Ces tensions ne datent pas d'hier. Il y a plus d'un an, Monique Jérôme-Forget avait donné le mandat à l'ex-ministre Claude Castonguay de réfléchir au financement de la Santé, sur la base d'une augmentation de la taxe de vente, le 1% qu'allait céder Ottawa. À la onzième heure, inquiet du ressac politique, le premier ministre Charest lui a demandé de remettre le dentifrice dans le tube.

Même scénario pour le rapport Montmarquette, qui devait chambarder les politiques de tarifications désuètes du gouvernement - le dernier budget a fait un pas, bien timide, dans cette direction.

Dans son bilan, la ministre des Finances a insisté hier sur la mise en place de l'équité salariale, qui a profité à 400 000 salariées du secteur public et parapublic.
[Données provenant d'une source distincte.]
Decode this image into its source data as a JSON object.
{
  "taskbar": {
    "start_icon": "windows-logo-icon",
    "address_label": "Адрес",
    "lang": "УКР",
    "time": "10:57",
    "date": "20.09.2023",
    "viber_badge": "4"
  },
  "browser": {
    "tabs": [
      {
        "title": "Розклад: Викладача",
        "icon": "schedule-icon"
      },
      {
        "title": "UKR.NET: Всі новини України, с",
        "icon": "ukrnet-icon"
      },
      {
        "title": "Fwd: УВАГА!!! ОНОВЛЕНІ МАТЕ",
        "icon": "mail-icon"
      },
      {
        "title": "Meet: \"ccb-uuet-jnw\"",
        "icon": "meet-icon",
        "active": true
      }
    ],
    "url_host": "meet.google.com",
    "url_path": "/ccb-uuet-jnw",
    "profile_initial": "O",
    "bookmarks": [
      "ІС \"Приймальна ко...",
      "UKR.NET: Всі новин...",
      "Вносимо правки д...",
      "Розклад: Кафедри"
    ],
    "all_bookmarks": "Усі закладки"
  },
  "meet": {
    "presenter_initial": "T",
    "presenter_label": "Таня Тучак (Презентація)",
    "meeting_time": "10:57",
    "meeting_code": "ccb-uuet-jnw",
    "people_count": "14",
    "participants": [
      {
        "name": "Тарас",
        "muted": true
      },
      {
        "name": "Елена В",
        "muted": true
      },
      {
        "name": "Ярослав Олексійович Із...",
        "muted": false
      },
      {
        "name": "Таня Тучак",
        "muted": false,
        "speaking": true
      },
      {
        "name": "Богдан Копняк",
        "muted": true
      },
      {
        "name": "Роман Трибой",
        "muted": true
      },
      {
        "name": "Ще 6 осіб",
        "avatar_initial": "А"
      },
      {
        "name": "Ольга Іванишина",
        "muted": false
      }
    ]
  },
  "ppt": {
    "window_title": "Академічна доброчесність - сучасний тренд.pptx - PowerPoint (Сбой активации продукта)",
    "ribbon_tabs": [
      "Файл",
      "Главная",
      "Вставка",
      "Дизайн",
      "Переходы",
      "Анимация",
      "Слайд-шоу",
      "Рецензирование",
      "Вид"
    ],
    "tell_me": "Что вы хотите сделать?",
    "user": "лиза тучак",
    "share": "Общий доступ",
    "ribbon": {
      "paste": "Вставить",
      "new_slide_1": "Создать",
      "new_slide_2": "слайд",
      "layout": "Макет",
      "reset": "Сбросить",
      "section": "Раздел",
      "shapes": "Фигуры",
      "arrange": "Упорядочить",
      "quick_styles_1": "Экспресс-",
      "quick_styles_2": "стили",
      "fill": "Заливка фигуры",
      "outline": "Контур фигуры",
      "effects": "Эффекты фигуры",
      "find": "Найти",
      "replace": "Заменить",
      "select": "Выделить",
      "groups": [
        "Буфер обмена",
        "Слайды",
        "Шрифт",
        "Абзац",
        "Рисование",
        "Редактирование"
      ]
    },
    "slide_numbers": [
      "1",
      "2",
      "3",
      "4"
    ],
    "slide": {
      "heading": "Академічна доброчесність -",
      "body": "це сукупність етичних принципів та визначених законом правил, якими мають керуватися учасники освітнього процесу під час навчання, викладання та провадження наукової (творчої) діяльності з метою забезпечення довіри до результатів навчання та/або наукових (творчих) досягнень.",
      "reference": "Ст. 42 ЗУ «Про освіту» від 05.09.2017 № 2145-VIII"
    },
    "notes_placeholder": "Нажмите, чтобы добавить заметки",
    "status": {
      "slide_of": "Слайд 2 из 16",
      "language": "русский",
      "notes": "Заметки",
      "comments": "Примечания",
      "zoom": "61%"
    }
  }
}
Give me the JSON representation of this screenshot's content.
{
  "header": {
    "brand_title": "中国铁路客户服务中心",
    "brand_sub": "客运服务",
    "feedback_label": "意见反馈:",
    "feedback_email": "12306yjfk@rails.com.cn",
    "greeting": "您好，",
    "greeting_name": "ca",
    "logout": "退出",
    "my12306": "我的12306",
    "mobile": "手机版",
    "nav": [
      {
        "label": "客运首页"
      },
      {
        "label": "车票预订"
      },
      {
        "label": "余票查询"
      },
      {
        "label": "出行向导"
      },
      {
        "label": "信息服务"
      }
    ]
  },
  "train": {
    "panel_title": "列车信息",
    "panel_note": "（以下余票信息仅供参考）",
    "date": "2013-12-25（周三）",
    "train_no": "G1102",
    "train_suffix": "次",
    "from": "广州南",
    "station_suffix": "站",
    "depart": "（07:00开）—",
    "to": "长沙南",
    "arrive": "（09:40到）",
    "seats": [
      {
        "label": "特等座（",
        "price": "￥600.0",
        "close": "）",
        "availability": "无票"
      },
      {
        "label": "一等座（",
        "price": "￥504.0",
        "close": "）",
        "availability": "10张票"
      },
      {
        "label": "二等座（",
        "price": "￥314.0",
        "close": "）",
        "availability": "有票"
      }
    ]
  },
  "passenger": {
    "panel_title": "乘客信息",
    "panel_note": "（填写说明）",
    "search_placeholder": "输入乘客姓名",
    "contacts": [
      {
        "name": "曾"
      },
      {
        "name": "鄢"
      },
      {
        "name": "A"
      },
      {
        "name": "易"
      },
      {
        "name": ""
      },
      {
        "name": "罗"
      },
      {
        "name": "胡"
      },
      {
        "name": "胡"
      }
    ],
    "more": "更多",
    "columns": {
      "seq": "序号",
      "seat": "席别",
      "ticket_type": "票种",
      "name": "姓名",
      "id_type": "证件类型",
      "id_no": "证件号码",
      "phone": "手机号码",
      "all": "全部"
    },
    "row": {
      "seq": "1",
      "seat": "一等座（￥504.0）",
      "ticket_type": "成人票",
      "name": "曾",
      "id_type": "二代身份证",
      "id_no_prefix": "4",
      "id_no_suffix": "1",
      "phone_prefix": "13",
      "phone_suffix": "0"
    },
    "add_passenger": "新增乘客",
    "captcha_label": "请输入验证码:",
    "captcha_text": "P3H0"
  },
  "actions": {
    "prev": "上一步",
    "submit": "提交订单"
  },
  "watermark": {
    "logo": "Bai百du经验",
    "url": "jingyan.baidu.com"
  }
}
Une contribution maintes fois saluée hier par les groupes féministes qui n'ont pas rappelé que Québec avait du même coup fait pleuvoir 2 milliards sous forme de «rétro» à quelque jours des élections de 2007.

Soulagement

Autour de la table du Conseil des ministres, le départ de la dame de fer provoquera un soupir de soulagement. À tort ou à raison, Mme Jérôme-Forget était vue comme une inconditionnelle des partenariats public-privé. Elle insistait pour que, dans tous les projets au-delà de 40 millions, le mode de réalisation soit évalué. Avec son départ, on peut parier que les PPP seront beaucoup moins populaires à Québec. L'échangeur Turcot devrait ainsi retomber dans les projets «conventionnels», au soulagement des fonctionnaires des Transports.

Souvent gaffeuse, Mme Jérôme-Forget était beaucoup moins sûre de ses moyens qu'elle ne le laissait paraître. En privé, elle était la plus joviale des politiciennes à Québec. Mais ses sorties ironiques sur sa «sacoche» et le «syndrome de la pépine» masquaient l'insécurité d'une politicienne qui se savait sujette aux faux pas. La semaine dernière s'était terminée dans un vaudeville pitoyable: après un débat musclé avec Sylvain Simard sur les PPP, elle avait tenté de quitter le parlement en douce pour éviter les journalistes.